No hay casi de nada. Filas por combustible con familias turnándose 24 horas –barbacoa incluida en algunos casos– para poder comprar 20 dólares de diésel. En general, sin electricidad en toda la isla. Más de la mitad de la población sin agua corriente. Tres cuartos, sin celular. Todo mal, pero un poco menos mal que el día anterior. Si bien la ansiedad entre la población crece de manera alarmante, la administración se mueve paso a paso en un estado de excepción que incluye ley seca –prohibido vender al alcohol, «aunque, si tiene en su casa, claro que puede tomar un buchito», dijo un oficial en la radio– y un toque de queda indefinido con excepción de las autoridades y los periodistas.

«Andan los titiriteros robando y asaltando las casas», decía esta tarde, un par de horas antes del toque de queda, un individuo flaco y burlón que parecía hablar con sorna de sí mismo. Andaba rondando una estación de gasolina donde había una fila de cientos de coches que llevaban horas esperando para comprar lo que se vende –máximo– a cada coche: 20 dólares de combustible.

El domingo por la noche las calles de la zona vieja de San Juan eran como la boca del lobo. Pasaban patrullas policiales y se veía alguna sombra furtiva escurrirse por las esquinas. A la entrada iluminada de un hotel, Samuel Cruz, un cachazudo empleado de 27 años, leía en la acera en una silla de mimbre El sabueso de los Baskerville, de Sherlock Holmes.

–No hay internet, chacho –dijo.

Pero en el San Juan Viejo, precioso enclave colonial, joya turística, había, por ejemplo, agua corriente. Las catástrofes no tratan a todos igual de mal.

En Villa Calma, José Cruz, decía que lo más urgente era que les lleven agua para limpiar el lodo que se está secando y preña el aire de un polvo asfixiante.
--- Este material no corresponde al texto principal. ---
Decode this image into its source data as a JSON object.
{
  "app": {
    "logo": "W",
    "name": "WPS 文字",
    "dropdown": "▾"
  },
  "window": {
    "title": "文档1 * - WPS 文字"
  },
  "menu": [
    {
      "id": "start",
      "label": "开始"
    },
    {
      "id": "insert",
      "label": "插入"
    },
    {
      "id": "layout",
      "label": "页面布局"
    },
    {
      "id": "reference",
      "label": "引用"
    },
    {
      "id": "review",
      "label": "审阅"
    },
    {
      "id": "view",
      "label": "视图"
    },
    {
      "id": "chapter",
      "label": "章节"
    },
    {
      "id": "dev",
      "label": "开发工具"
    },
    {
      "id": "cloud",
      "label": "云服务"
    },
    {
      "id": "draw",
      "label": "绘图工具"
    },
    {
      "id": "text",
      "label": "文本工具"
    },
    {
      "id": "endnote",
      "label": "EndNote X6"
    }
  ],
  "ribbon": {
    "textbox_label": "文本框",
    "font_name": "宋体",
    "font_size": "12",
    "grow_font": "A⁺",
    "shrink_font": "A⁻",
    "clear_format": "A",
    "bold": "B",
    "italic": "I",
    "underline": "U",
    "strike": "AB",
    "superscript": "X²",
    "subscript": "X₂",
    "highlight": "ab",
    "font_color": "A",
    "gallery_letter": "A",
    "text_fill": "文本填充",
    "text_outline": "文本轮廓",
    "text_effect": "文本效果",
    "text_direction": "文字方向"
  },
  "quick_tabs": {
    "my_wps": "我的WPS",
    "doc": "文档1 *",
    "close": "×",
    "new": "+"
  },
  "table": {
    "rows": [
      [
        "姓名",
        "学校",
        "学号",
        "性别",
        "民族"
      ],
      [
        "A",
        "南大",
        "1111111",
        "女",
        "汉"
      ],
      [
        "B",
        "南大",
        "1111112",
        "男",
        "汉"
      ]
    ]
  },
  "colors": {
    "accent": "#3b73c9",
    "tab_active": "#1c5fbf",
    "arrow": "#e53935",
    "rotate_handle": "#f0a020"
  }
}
El miércoles Cruz, a sus 72 años, fue el marinero más valiente durante la tempestad en Villa Calma. Con su botecillo de pesca de bajura, se dedicó a sacar vecinos de los techos bajos para llevarlos a otros más altos. Así que lo han perdido casi todo, Carmen Navedo y sus vecinos del barrio pobre con nombre de balneario, pero han sobrevivido, y José Cruz, un boricua tranquilo de bigote gris, dijo, con la resignadísima experiencia de los eternamente damnificados: «Ahora a llenar papeles del gobierno, ¿verdad?».